- Flag Coat of arms
- Interactive map of Gmina Wronki
- Coordinates (Wronki): 52°42′N 16°23′E﻿ / ﻿52.700°N 16.383°E
- Country: Poland
- Voivodeship: Greater Poland
- County: Szamotuły
- Seat: Wronki

Area
- • Total: 302.07 km^{2} (116.63 sq mi)

Population (2006)
- • Total: 18,713
- • Density: 61.949/km^{2} (160.45/sq mi)
- • Urban: 11,551
- • Rural: 7,162
- Website: http://www.wronki.pl

= Gmina Wronki =

Gmina Wronki is an urban-rural gmina (administrative district) in Szamotuły County, Greater Poland Voivodeship, in west-central Poland. Its seat is the town of Wronki, which lies approximately 18 km north-west of Szamotuły and 50 km north-west of the regional capital Poznań.

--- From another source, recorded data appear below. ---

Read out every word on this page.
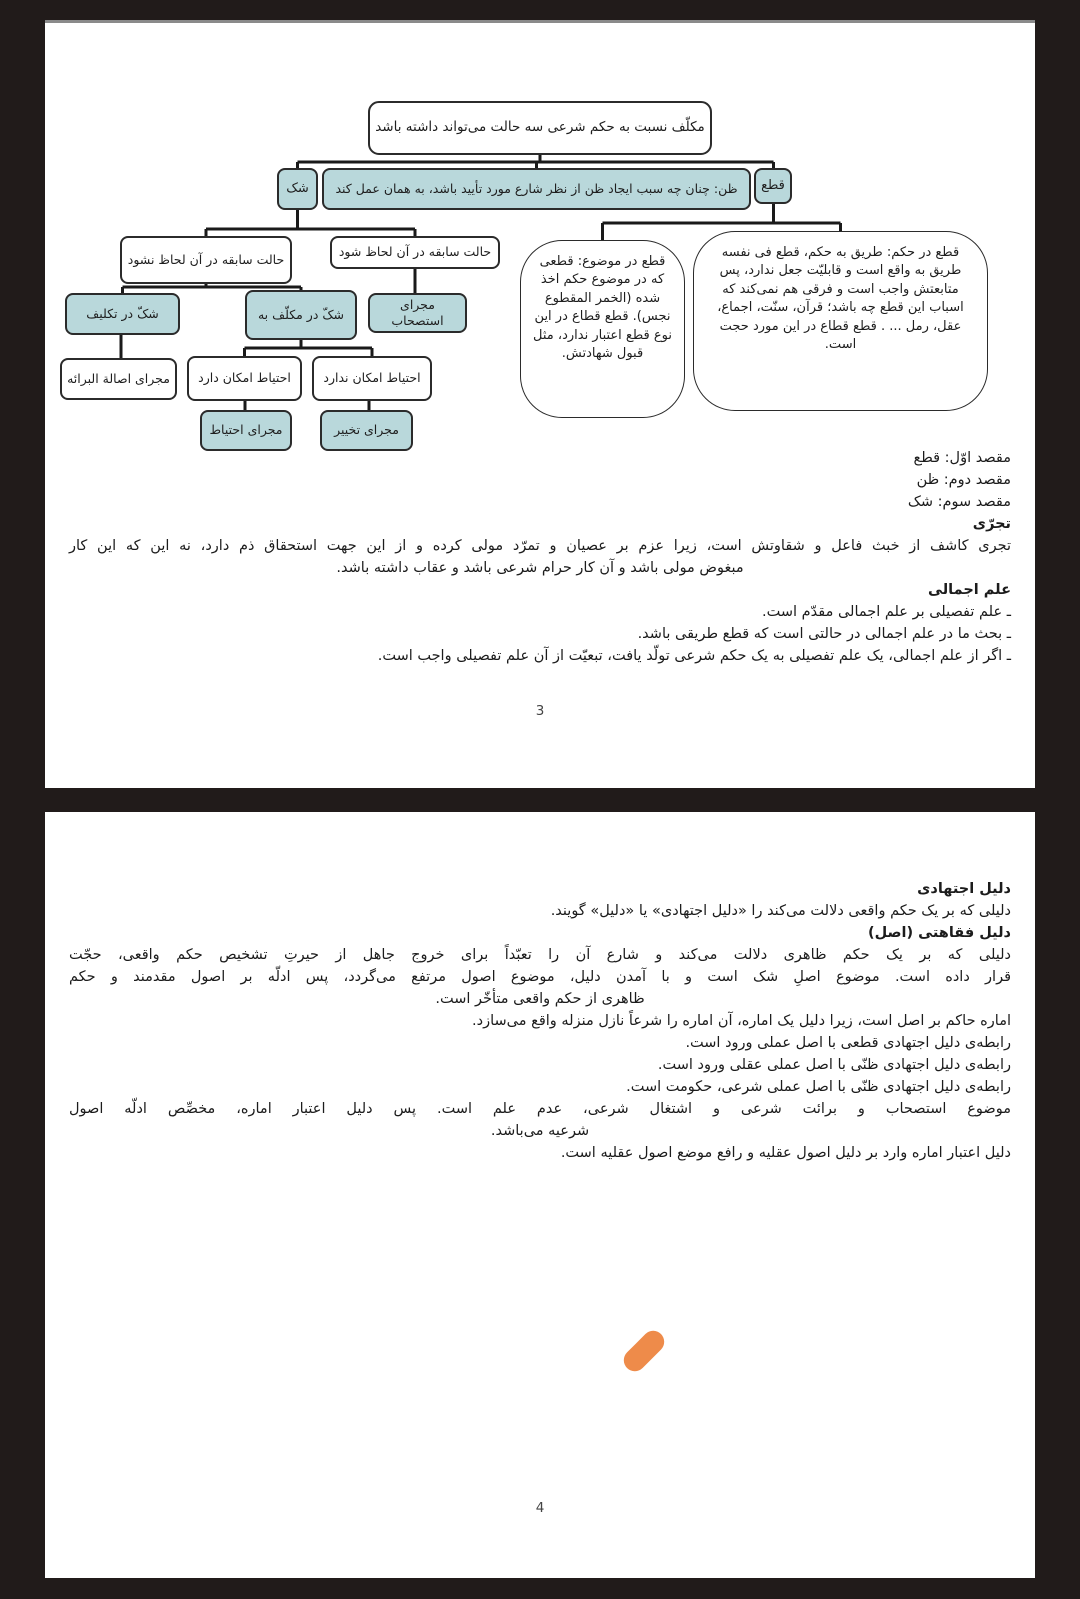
مکلّف نسبت به حکم شرعی سه حالت می‌تواند داشته باشد
شک	ظن: چنان چه سبب ایجاد ظن از نظر شارع مورد تأیید باشد، به همان عمل کند	قطع
حالت سابقه در آن لحاظ نشود	حالت سابقه در آن لحاظ شود
شکّ در تکلیف	شکّ در مکلّف به
مجرای استصحاب
مجرای اصالة البرائه	احتیاط امکان دارد	احتیاط امکان ندارد
مجرای احتیاط	مجرای تخییر
قطع در موضوع: قطعی که در موضوع حکم اخذ شده (الخمر المقطوع نجس). قطع قطاع در این نوع قطع اعتبار ندارد، مثل قبول شهادتش.
قطع در حکم: طریق به حکم، قطع فی نفسه طریق به واقع است و قابلیّت جعل ندارد، پس متابعتش واجب است و فرقی هم نمی‌کند که اسباب این قطع چه باشد؛ قرآن، سنّت، اجماع، عقل، رمل ... . قطع قطاع در این مورد حجت است.
مقصد اوّل: قطع
مقصد دوم: ظن
مقصد سوم: شک
تجرّی
تجری کاشف از خبث فاعل و شقاوتش است، زیرا عزم بر عصیان و تمرّد مولی کرده و از این جهت استحقاق ذم دارد، نه این که این کار
مبغوض مولی باشد و آن کار حرام شرعی باشد و عقاب داشته باشد.
علم اجمالی
ـ علم تفصیلی بر علم اجمالی مقدّم است.
ـ بحث ما در علم اجمالی در حالتی است که قطع طریقی باشد.
ـ اگر از علم اجمالی، یک علم تفصیلی به یک حکم شرعی تولّد یافت، تبعیّت از آن علم تفصیلی واجب است.
3
دلیل اجتهادی
دلیلی که بر یک حکم واقعی دلالت می‌کند را «دلیل اجتهادی» یا «دلیل» گویند.
دلیل فقاهتی (اصل)
دلیلی که بر یک حکم ظاهری دلالت می‌کند و شارع آن را تعبّداً برای خروج جاهل از حیرتِ تشخیص حکم واقعی، حجّت
قرار داده است. موضوع اصلِ شک است و با آمدن دلیل، موضوع اصول مرتفع می‌گردد، پس ادلّه بر اصول مقدمند و حکم
ظاهری از حکم واقعی متأخّر است.
اماره حاکم بر اصل است، زیرا دلیل یک اماره، آن اماره را شرعاً نازل منزله واقع می‌سازد.
رابطه‌ی دلیل اجتهادی قطعی با اصل عملی ورود است.
رابطه‌ی دلیل اجتهادی ظنّی با اصل عملی عقلی ورود است.
رابطه‌ی دلیل اجتهادی ظنّی با اصل عملی شرعی، حکومت است.
موضوع استصحاب و برائت شرعی و اشتغال شرعی، عدم علم است. پس دلیل اعتبار اماره، مخصِّص ادلّه اصول
شرعیه می‌باشد.
دلیل اعتبار اماره وارد بر دلیل اصول عقلیه و رافع موضع اصول عقلیه است.
4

The gmina covers an area of 302.07 km2, and as of 2006 its total population is 18,713 (out of which the population of Wronki amounts to 11,551, and the population of the rural part of the gmina is 7,162).

==Villages==
Apart from the town of Wronki, Gmina Wronki contains the villages and settlements of Aleksandrowo, Biezdrowo, Borek, Chojno, Chojno-Błota Małe, Chojno-Błota Wielkie, Chojno-Leśniczówka, Chojno-Młyn, Ćmachowo, Dąbrowa, Dębogóra, Głuchowiec, Głuchowo, Gogolice, Huby-Oporowo, Jasionna, Józefowo, Karolewo, Kłodzisko, Krasnobrzeg, Lubowo, Lubowo Drugie, Łucjanowo, Lutyniec, Marianowo, Maszewice, Mokrz, Nadolnik, Nowa Wieś, Nowy Kraków, Obelżanki, Olesin, Olin, Oporowo-Huby, Pakawie, Pierwoszewo, Piła, Popowo, Pożarowo, Pustelnia, Rzecin, Samita, Samołęż, Smolnica, Stare Miasto, Stróżki, Szklarnia, Szostaki, Tomaszewo, Warszawa, Wartosław, Wierzchocin, Winnogóra, Wróblewo and Zdroje.

==Neighbouring gminas==
Gmina Wronki is bordered by the gminas of Chrzypsko Wielkie, Drawsko, Lubasz, Obrzycko, Ostroróg, Pniewy, Sieraków and Wieleń.